Sunday, June 15, 2025

June Movies Part 1: On Becoming a Guinea Fowl, The Phoenician Scheme, The Penguin Lessons, Mountainhead

I have a long list of movies I have yet to see this month, but I've still managed to watch a lot of other random ones. Eclectic mix of reviews incoming...

On Becoming a Guinea Fowl:
Written and directed by Rungano Nyoni, this is a Zambian movie about a woman named Shula (Susan Chardy) who discovers the dead body of her uncle lying on the road when she's driving home from a party one night. She seems strangely unfazed by this and goes through the motions of calling up her family and the police, navigating all the bureaucracy of getting this matter sorted out. What follows are the various funeral arrangements, involving Shula's mother and many aunties, aka the sisters of this dead man. Everyone is insisting that Shula grieve and show more emotion, but she seems to just be going through the motions, alongside her cousins, Nsansa (Elizabeth Chisela), who seems to be perpetually drunk, and Bupe (Esther Singini), who is suicidal.
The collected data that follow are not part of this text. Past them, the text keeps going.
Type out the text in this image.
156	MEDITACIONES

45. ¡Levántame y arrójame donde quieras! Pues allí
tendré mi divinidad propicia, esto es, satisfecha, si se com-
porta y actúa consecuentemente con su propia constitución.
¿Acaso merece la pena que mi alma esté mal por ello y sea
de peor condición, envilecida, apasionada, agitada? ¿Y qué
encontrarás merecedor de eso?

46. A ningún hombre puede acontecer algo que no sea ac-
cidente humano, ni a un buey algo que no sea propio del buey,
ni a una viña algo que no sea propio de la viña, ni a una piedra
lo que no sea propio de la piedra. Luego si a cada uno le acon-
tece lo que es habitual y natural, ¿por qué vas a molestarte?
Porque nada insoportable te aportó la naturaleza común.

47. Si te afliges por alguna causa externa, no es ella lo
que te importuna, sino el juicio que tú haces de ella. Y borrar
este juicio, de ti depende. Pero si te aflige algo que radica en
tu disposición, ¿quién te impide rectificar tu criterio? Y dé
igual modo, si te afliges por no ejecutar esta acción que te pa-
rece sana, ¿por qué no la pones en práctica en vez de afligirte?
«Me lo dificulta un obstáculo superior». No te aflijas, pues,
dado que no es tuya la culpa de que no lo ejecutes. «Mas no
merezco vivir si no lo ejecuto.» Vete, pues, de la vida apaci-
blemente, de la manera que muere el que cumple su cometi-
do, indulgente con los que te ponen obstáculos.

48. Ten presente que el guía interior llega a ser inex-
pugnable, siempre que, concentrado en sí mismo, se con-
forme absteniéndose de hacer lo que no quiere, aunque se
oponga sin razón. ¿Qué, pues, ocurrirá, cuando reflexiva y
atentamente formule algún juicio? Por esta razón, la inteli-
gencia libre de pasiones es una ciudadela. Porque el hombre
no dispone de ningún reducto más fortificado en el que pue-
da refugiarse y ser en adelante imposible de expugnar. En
If you haven't pieced it together yet, the nieces are not mourning dead Uncle Fred because of...reasons. And yet this movie is a very dark comedy, an insight into the patriarchy, and the many ways in which older generations of women will still try to protect men, while the younger generation are trying to break a vicious cycle. It's a very vibey film, but I had never seen any movie set in Zambia before, so it was extremely engaging, along with its many parallels to my experiences with Indian funereal customs...and the patriarchy, of course. Give it a shot if you want to immerse yourself in something completely unique and strange, but obviously, trigger warnings abound.

The Phoenician Scheme:
Written and directed by Wes Anderson, this movie is exactly what you would expect (or at least, it's what I expected). I find it increasingly hard to talk about Anderson's films because they just all seem to blend together into one big twee art project featuring a lot of famous actors delivering nonsensical dialogue or running around like they're in a Benny Hill sketch.
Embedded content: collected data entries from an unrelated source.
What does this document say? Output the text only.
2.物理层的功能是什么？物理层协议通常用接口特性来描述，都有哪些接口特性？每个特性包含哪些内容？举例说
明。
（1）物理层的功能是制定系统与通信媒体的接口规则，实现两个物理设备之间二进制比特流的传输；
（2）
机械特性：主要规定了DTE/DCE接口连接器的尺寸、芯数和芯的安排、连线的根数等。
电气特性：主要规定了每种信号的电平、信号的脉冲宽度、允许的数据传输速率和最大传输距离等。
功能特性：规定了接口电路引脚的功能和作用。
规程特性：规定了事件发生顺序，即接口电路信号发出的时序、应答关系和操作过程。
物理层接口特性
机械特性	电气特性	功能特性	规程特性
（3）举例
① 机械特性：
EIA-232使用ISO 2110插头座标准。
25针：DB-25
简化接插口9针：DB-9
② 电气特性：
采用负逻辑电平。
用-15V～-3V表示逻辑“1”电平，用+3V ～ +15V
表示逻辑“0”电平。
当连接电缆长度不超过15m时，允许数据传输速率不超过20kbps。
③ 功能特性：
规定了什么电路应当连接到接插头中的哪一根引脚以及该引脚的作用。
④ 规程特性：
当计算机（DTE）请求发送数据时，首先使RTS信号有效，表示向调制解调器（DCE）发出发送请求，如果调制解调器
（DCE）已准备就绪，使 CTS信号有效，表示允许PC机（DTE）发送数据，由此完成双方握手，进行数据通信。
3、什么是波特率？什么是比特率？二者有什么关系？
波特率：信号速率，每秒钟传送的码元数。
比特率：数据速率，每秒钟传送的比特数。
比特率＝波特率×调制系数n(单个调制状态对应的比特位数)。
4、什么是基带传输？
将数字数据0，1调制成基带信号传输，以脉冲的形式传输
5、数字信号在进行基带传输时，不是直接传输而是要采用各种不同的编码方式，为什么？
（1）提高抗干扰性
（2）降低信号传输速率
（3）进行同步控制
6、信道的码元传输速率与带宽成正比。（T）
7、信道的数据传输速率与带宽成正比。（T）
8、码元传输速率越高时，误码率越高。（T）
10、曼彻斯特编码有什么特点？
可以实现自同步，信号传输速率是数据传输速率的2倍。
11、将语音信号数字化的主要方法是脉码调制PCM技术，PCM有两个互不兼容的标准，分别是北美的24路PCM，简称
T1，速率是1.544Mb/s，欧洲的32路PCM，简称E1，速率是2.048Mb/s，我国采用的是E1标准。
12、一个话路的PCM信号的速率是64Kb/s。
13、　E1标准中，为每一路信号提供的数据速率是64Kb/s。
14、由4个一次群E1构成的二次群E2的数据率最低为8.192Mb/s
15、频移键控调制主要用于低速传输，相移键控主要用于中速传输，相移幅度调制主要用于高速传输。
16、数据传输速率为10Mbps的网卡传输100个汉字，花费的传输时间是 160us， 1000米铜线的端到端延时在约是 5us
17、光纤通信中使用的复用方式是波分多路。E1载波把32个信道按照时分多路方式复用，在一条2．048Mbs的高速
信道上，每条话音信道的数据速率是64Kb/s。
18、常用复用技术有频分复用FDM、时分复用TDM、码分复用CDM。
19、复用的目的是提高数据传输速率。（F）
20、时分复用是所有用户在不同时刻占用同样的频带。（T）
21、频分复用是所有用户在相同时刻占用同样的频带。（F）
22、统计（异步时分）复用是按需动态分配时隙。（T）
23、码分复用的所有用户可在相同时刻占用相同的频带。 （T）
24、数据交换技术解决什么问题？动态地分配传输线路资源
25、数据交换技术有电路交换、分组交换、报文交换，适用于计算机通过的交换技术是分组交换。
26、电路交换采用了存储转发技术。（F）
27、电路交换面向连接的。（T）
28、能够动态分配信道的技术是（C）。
In this one, Benicio del Toro stars as Zsa-Zsa Korda, a rich man in 1950 who decides to name his daughter, Liesl (Mia Threapleton), who is a nun, as his sole heir. Together, they must travel the world and meet various investors to help fund Korda's morally dubious Phoenician scheme. And of course, along the way, maybe this estranged pair will build a proper familial bond. It's all very weird, it's a string of silly vignettes, and I didn't much care for it. But I must stress, I am entirely too jaded to properly review Anderson's movies anymore - my husband thought this movie was wonderful and a return to form. So, if you're a fan, perhaps this movie will perfectly scratch an itch for you. But if you're too tired of "auteurs" like I am, give it a miss.

The Penguin Lessons:
Written by Jeff Pope, based on the memoir by Tom Michell, and directed by Peter Cattaneo, this movie stars Steve Coogan as Michell, an English teacher who decided to teach at a boy's boarding school in Argentina in 1976 when they were in the midst of a coup d'etat. During a holiday in Uruguay, he rescues a penguin who was caught up in an oil slick on the beach, and then proceeds to smuggle it back to Argentina. What follows is a heartwarming story about how a grumpy old Englishman learns to become more empathetic as he is forced to engage with this penguin. And also learns to maybe stop being politically neutral while the Argentinians around him are being abducted and tortured by their government? 

The tone of this film is all over the place, but it's certainly charming enough to stream over an afternoon, particularly if you're into cute penguins. But there's something decidedly colonial about the proceedings, with a classic "white people are shocked to learn how the rest of the world operates" aesthetic. Coogan delivers a good performance, and the movie is certainly intriguing since it is based on a true story, but beyond that, it lacks any real substance.

Mountainhead:
Written and directed by Jesse Armstrong (aka creator of Succession and Peep Show - talk about range!), this is a bleak movie about four tech billionaires (well one of them only has millions), who convene in a snowy mansion in Utah to talk about how they might take over the world. Steve Carell, Ramy Youssef, Cory Michael Smith, and Jason Schwartzman star as four Silicon Valley dudes modelled after the likes of Thiel, Musk, and Zuckerberg, who are of course convinced of their own inherent genius, and blithely ignore all the chaos their technologies have wreaked upon the world. At the moment they're meeting, the world is particularly rife with misinformation and anarchy, all spurred on by the fake videos and messages being circulated on a social media platform one of them owns, and what follows is a hodgepodge of tech speak and insanity.

This is probably a good movie for those of you who are massively online. But depending on your politics, you will love this movie for very different reasons. As you can imagine, I did NOT enjoy this movie, as it depicts the very reasons why I am not massively online and do not care for tech bros. It's the darkest of comedies, and practically a horror film. It does a brilliant job of capturing that painful Silicon Valley tech speak and how these men want to optimize their lives and think that they are the only ones who know how to run the world. It's the epitome of Move Fast and Break Things, and after you watch this movie, you'll certainly feel like your brain got broken!